Blut significa "sangue“. Buch significa "livro“. Ainda assim não estou segura se posso dizer que uma boa tradução para o título desse livro seria "Livro de Sangue“. Também porque existe uma árvore que se chama "Blutbuche", que tem um papel muito importante nas histórias desse livro.

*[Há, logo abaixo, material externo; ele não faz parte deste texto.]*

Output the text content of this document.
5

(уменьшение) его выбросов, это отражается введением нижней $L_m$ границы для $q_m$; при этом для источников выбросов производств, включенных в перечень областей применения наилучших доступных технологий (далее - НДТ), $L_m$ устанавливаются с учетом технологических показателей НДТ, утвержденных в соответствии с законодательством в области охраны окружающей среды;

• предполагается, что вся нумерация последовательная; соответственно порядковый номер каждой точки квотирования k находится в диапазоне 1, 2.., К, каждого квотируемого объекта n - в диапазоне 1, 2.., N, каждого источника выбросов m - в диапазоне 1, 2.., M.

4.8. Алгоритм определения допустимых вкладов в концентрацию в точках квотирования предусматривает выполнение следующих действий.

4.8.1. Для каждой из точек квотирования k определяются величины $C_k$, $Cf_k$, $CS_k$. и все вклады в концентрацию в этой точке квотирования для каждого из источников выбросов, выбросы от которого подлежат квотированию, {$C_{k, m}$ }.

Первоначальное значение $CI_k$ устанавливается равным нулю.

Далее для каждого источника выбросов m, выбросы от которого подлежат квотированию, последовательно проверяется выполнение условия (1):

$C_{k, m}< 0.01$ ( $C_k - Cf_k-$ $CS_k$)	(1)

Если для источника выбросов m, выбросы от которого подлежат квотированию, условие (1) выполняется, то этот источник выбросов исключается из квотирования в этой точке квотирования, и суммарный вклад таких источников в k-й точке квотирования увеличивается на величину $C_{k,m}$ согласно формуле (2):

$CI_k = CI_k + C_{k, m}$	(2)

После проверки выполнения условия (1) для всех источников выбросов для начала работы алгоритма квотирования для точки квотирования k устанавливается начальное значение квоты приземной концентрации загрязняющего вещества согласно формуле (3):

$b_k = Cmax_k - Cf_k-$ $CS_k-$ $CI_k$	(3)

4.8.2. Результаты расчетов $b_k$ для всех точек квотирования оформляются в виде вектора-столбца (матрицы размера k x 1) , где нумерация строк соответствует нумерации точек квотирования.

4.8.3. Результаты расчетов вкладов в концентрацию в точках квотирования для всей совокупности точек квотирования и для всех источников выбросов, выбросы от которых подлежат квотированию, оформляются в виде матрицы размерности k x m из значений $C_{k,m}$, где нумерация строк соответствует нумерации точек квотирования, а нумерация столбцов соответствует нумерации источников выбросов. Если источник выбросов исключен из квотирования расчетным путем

Sim, é um livro que trata de tradução, mas não de tradução, exatamente, em termos técnicos ou ensaísticos. É um livro que surge da tradução: de palavras, de silêncios, de linguagens que brotam do que não pode ou não deve ser dito, de dialetos que são menosprezados por falantes de línguas de ninguém, que são as línguas padrão, as línguas-standard, aquelas que regem os enunciados chamados "cultos“, aquelas que quem as usam se pensam e se acham "mais, muito mais“, por acharem que dominam o padrão quando, na verdade, o padrão não passa de uma língua nunca usada (sempre) corretamente, porque não é uma língua natural, é uma invenção que anda de braços dados com o império e a política, com a visão de grupos que têm prestígio para criar as "normas cultas" do mundo. Sim, esse livro é um desafio para qualquer um que traduz.
Assim que esse texto de Kim de L’Horizon, uma pessoa não binária, é um tipo de manifesto pelo uso corporal (sincero, umbilical) das línguas, pelo uso das linguagens; é um manifesto para que os corpos falem do que realmente sentem, ainda que seus discursos nos firam, que não nos sejam agradáveis aos ouvidos, que nos incomodem, que nos digam o óbvio algumas vezes, ou até nos entediem com a sua riqueza de detalhes.
Esse livro ganhou, em 2022, um prêmio literário muito importante no contexto de livros escritos em língua alemã, o Deutscher Buchpreis (Prêmio do Livro Alemão). E ganhou na categoria de Romance do Ano. Sinto que muito mereceu, o prêmio e a atenção que recebeu, sobretudo a dos meus olhos e ouvidos e sentidos demais.
A pessoa que nos narra também se chama Kim, e há muitas evidências no texto de que se trate de autoficção ou autobiografia, mas tudo o que escrevemos, tudo, é autobiográfico e autoficção em alguma medida. Esses conceitos literários são escorregadios como "bagre ensaboado“, então é melhor deixá-los de lado nessa simples nota de leitura que aqui faço.
Ainda estou sob o efeito da leitura desse texto sui generis, e não sinto facilidade em escrever sobre ele, porque o livro ainda não terminou de mexer comigo, pelo menos não em uma medida que algo tenha sido já decantado, a ponto de virar uma resenha que valha a pena a quem a alma não for pequena.
Só posso recomendar que o leiam, porque é literatura viva, porque a busca da pessoa que narra e protagoniza muitas das histórias nesse livro é uma busca que leva junto a pessoa que o está lendo. A pessoa que narra se atira no abismo do ser e das árvores genealógicas (árvores de sangue) com uma corda amarrada à cintura da criatura que a está lendo. E deixar-se puxar para esse abismo, para mim, não foi uma experiência ruim, muito pelo contrário.
Em suma: é um livro de sensações, cada pessoa tem que ler para "sentir“, sobretudo "sentir" o corpo pesando ou levitando ou gritando, por vezes, de dor. Aceite o desafio: é um abismo profundo que nos leva a uma viagem de sangue por corpos e genealogias de gentes e árvores, que querem de verdade saber de si, e dos outros.
Eis o que escrevi na contracapa enquanto o lia: "Para se brincar com a língua desse jeito é preciso ter uma competência enorme; para poder mergulhar em si desse jeito é preciso ter uma coragem ainda maior“.
Kim de L’Horizon, Blutbuch, Dumont, 334 páginas.